By that point in time after the occasion of the burning book, I had returned to our law office to complete certain unfinished work. Peter hardly acknowledged my presence. He would whistle whole staves of music up and down our stairs in frustrated displeasure. Sometimes I wished he would simply yell at me again; then in reply I could at least detail the progress I had made.
Hattie seemed to follow the example set by Peter, seeking me out less and less, but she did take much trouble to convince her aunt and family to be patient regarding our engagement and to give me time. I tried my best to reassure Hattie. But I had begun to feel wary at saying too much-begun to see even Hattie's pure devotion as part of their arsenal, another instrument to stifle the aims that commanded me. Even her face began to look to my eyes more like her busybody aunt's. She was part of a Baltimore that had failed to even notice that the truth behind a great man's death mattered. Hattie, why didn't I trust that you could see me, as usual, more clearly than a looking-glass could!
Weeks after the dress ball, there were still no letters from Duponte in reply to mine. I could not abide the slow exchange of mailable communications. Mail could be stolen, or destroyed by accident or mischief. Here I had found the identity of the Dupin of real life, the one person probably in all the known world able to decipher the blank spot of Poe's last days! I was still only serving Poe as I had promised him. I had reached this far, and should not cede my position through lack of action. I would not wait for this to be lost. In June 1851, I made my plans and set off for Paris.
Here I was in a different world. Even the houses seemed to be built from entirely different materials and colors, and to position themselves differently on the wide streets. There was a feeling of secretiveness to Paris, yet everything was open, and existence in Paris was entirely out of doors.

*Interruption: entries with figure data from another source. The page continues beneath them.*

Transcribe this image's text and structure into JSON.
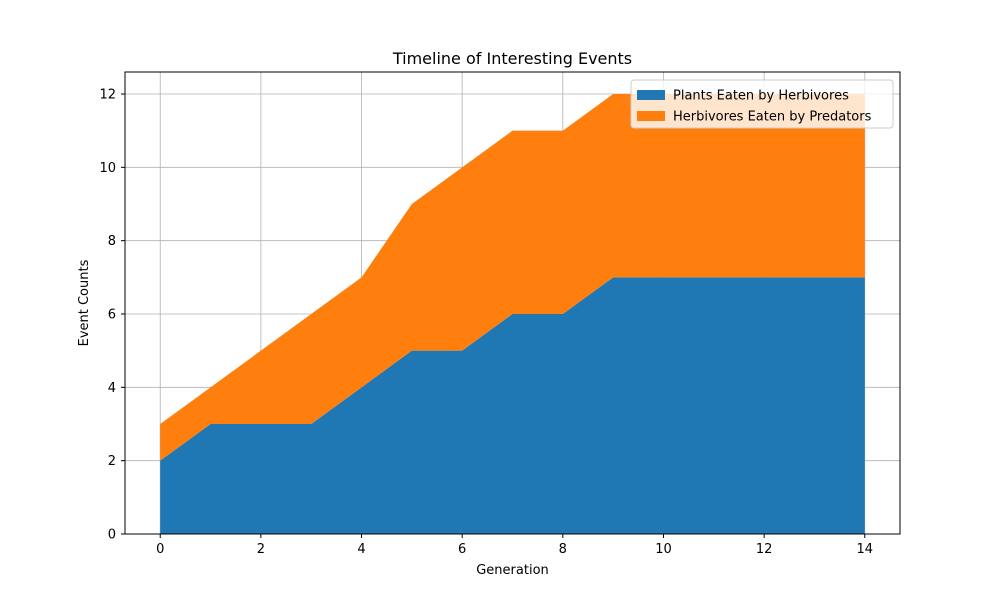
{
  "chart_data": {
    "type": "area",
    "stacked": true,
    "title": "Timeline of Interesting Events",
    "xlabel": "Generation",
    "ylabel": "Event Counts",
    "x": [
      0,
      1,
      2,
      3,
      4,
      5,
      6,
      7,
      8,
      9,
      10,
      11,
      12,
      13,
      14
    ],
    "series": [
      {
        "name": "Plants Eaten by Herbivores",
        "color": "#1f77b4",
        "values": [
          2,
          3,
          3,
          3,
          4,
          5,
          5,
          6,
          6,
          7,
          7,
          7,
          7,
          7,
          7
        ]
      },
      {
        "name": "Herbivores Eaten by Predators",
        "color": "#ff7f0e",
        "values": [
          1,
          1,
          2,
          3,
          3,
          4,
          5,
          5,
          5,
          5,
          5,
          5,
          5,
          5,
          5
        ]
      }
    ],
    "xlim": [
      -0.7,
      14.7
    ],
    "ylim": [
      0,
      12.6
    ],
    "xticks": [
      0,
      2,
      4,
      6,
      8,
      10,
      12,
      14
    ],
    "yticks": [
      0,
      2,
      4,
      6,
      8,
      10,
      12
    ],
    "grid": true,
    "legend_position": "top-right"
  }
}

The latest city directories I found upon arriving had no listings for Duponte, and I realized that those I'd consulted in Washington City were a few years out of date. Nor did recent newspaper columns that had previously spoken breathlessly about him have a word to say.
In Paris, the post office delivered the mail directly to the houses of residents-a practice newly begun in some American cities by private arrangement; though in Paris, it was said, its convenience for citizens was less important than the surveillance it provided to the government. It was my hope that the postal officers would not have continued to carry Duponte's mail to an incorrect address. In another peculiarity of the Parisian rules, I was refused (rigidly and politely, as with everything French) any admittance to the administrators of the post office, where I wanted to ask about Duponte's present address. I would need to write for permission to the appropriate ministry. Guided in composing this letter by Madame Fouché, my hotel's proprietress, I sent it by post. (This was another rule, even though the ministry was hardly three streets away!) "You will certainly receive a letter of permission within a day or two. It could be quite longer, though," she added thoughtfully, "if there is an error by some functionary, which is awfully common."